Mr. Songer, who is running for reelection to a third term in office, said that if residents are contacted by an ATF agent or any other federal agent lacking a search warrant to inspect firearms they have purchased, residents do not have to cooperate with the authorities and should contact his office if the agents refuse to leave their property.
“The ATF must answer questions on why they decided to conduct an illegal search, especially since the homeowner had done nothing wrong,” Mr. Songer said in the statement. “These actions by the federal government are unsettling, and they have no business going door-to-door to see who owns firearms. I fear that there will be more illegal inspections to come as the Left continues its assault on our 2nd Amendment rights. Congress should investigate this immediately.”
The ATF defended itself in a statement to The Washington Times, saying the agents’ actions were “entirely appropriate.”
“Ask the agents to show you their search warrant to inspect your firearms,” Mr. Songer said, advising his constituents to make sure a warrant is signed by a judge. “Ask them if the sheriff is aware of them contacting people in our county.”
The sheriff then suggests telling the agents to leave the property. If they refuse, “they are trespassing,” he said. Mr. Songer said they should then call the Klickitat County Sheriff’s Department and report the incident, which could lead to the arrest of the federal agents.
“If the ATF agents do not have a search warrant signed by a judge, and you have told them to leave your property and they refuse to do so, call me, and I will make contact with the agents,” Mr. Songer said in his statement. “If they still refuse to leave, I will personally arrest the ATF agents for Criminal Trespass and book them into the Klickitat County Jail.”
“In my opinion, these surprise visits by ATF Agents are nothing more than a fishing expedition to see what guns you have in your possession,” Mr. Songer said.
The sheriff warned that agents are looking for “straw purchases,” in which a legal gun buyer purchases two or more firearms, and then gives or sells the gun to someone who cannot pass a legal background check.
“It appears at this time, ATF agents are making surprise home visits along the I-95 corridor [and] in the states of Indiana, Nevada and Arizona,” he said.
Attorney General Merrick Garland announced last year in late July that the U.S. attorney’s offices and ATF agents were targeting straw purchasers in metropolitan areas and neighboring towns, including within these particular states.
Mr. Songer says he is not concerned about angering state or federal officials.
“I really don’t care what the FBI or the ATF or the Biden administration has to say. One thing about an elected chair, his only boss is the people that elect him — not the county commissioners, not the governor, not the city, state attorney general, not the president or anyone,” he said. “So, I don’t really worry too much about what they have to say.”

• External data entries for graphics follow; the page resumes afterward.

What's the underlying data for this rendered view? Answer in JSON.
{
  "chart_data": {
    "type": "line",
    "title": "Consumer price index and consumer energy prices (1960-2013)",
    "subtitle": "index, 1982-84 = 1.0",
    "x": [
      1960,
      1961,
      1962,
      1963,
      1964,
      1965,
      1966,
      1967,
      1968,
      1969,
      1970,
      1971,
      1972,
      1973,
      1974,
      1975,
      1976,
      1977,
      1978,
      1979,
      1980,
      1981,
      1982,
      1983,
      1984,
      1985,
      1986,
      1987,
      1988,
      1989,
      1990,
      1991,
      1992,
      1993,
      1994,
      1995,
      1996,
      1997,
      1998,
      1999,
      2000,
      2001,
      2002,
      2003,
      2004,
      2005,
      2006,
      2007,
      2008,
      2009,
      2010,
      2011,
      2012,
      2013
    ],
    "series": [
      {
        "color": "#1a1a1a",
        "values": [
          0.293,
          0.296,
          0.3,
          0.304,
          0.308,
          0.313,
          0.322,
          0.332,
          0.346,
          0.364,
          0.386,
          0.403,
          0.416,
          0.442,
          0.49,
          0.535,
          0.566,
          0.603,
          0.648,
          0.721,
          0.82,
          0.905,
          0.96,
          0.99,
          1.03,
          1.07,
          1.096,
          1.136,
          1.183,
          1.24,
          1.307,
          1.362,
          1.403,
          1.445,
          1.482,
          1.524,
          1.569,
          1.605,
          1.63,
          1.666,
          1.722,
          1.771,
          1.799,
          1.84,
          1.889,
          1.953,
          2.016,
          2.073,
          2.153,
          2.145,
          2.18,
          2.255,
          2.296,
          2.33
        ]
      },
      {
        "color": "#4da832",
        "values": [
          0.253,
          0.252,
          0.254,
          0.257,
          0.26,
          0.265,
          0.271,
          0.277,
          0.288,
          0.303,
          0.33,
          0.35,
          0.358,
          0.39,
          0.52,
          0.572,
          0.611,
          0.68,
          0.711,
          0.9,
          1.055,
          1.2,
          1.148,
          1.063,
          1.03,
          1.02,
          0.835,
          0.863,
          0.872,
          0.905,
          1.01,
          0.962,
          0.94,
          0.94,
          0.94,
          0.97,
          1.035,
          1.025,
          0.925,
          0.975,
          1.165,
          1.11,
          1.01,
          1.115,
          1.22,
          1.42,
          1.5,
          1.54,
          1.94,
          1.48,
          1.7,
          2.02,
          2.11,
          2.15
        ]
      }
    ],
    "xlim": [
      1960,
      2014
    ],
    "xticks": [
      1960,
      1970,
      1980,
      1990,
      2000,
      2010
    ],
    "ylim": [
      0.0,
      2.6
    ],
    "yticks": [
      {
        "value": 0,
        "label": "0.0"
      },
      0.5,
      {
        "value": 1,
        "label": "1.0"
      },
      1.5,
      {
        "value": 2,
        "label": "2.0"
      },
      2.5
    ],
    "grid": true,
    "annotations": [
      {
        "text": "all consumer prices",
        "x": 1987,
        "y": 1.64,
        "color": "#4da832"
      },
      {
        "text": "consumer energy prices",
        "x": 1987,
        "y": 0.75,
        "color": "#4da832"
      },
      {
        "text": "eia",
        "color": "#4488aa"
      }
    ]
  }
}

Mr. Songer’s press release came out one day after a recent doorbell video recording from a Delaware resident showing ATF agents and a state police trooper asking a legal firearm owner for his weapons’ serial numbers without a warrant.
The video, which the ATF defended as “entirely appropriate,” caused an uproar among Second Amendment advocacy organizations, including Gun Owners of America, which said the U.S. “background check system has turned into a de facto registry, allowing the federal government to check up on who owns what firearms because of the ATF unlawful actions.”
Rep. Matt Rosendale, Montana Republican, called for an investigation into the incident, saying that he fears “that there will be more illegal inspections to come as the Left continues its assault on our Second Amendment rights. Congress should investigate this immediately.